There have been several terrorist attacks in Lahore this year. At the present time, you should exercise caution travelling to and around Lahore. This includes the busy transport areas, major international hotels, public areas including parks, shopping malls, religious sites and law enforcement facilities. On 24 July 2017, an explosion near the Arfa Karim IT tower on Ferozepur road in the Model Town area of Lahore caused multiple casualties. On 7 August 2017, an explosion near Outfall Road in the north east of Lahore caused multiple injuries. See Terrorism
Foreigners, in particular westerners, may be directly targeted. Densely populated unsecured areas, such as markets, shopping malls, restaurants and places where westerners and the Pakistani elite are known to congregate, are potential focal points for attacks. You should be extra vigilant at all times and minimize your exposure to areas that pose a higher risk.

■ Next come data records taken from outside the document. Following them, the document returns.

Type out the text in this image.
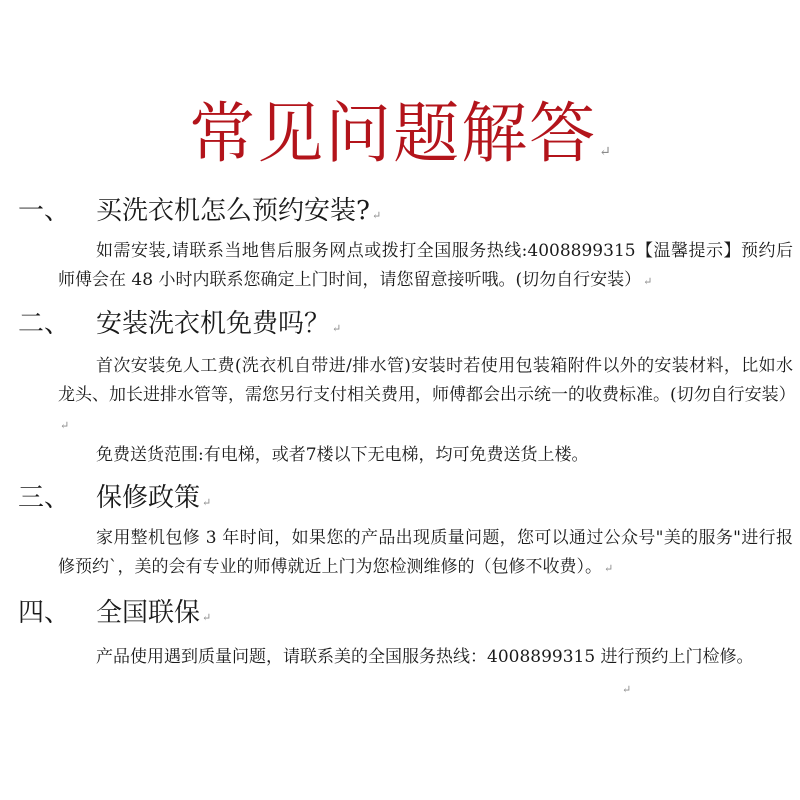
常见问题解答 ↵
一、 买洗衣机怎么预约安装? ↵
如需安装,请联系当地售后服务网点或拨打全国服务热线:4008899315【温馨提示】预约后师傅会在 48 小时内联系您确定上门时间，请您留意接听哦。(切勿自行安装） ↵
二、 安装洗衣机免费吗？ ↵
首次安装免人工费(洗衣机自带进/排水管)安装时若使用包装箱附件以外的安装材料，比如水龙头、加长进排水管等，需您另行支付相关费用，师傅都会出示统一的收费标准。(切勿自行安装）↵
免费送货范围:有电梯，或者7楼以下无电梯，均可免费送货上楼。
三、 保修政策 ↵
家用整机包修 3 年时间，如果您的产品出现质量问题，您可以通过公众号"美的服务"进行报修预约`，美的会有专业的师傅就近上门为您检测维修的（包修不收费）。 ↵
四、 全国联保 ↵
产品使用遇到质量问题，请联系美的全国服务热线：4008899315 进行预约上门检修。
↵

Security forces in Pakistan remain on high alert following previous attacks. Alert levels in major cities can fluctuate, and travellers should monitor local media. There may be increases in security force presence and restrictions on movement may be put in place at short notice. See Terrorism
Pakistan is in a major earthquake zone and remains at risk from further earthquakes, aftershocks, landslides and flooding. You should familiarise yourself with safety procedures in the event of an earthquake. See Natural disasters
If you’re abroad and you need emergency help from the UK government, contact the nearest British embassy, consulate or high commission.
The Overseas Business Risk service offers information and advice for British companies operating overseas on how to manage political, economic, and business security-related risks.
Take out comprehensive travel and medical insurance before you travel.
Around 270,000 British nationals visit Pakistan every year. Most visits are trouble-free.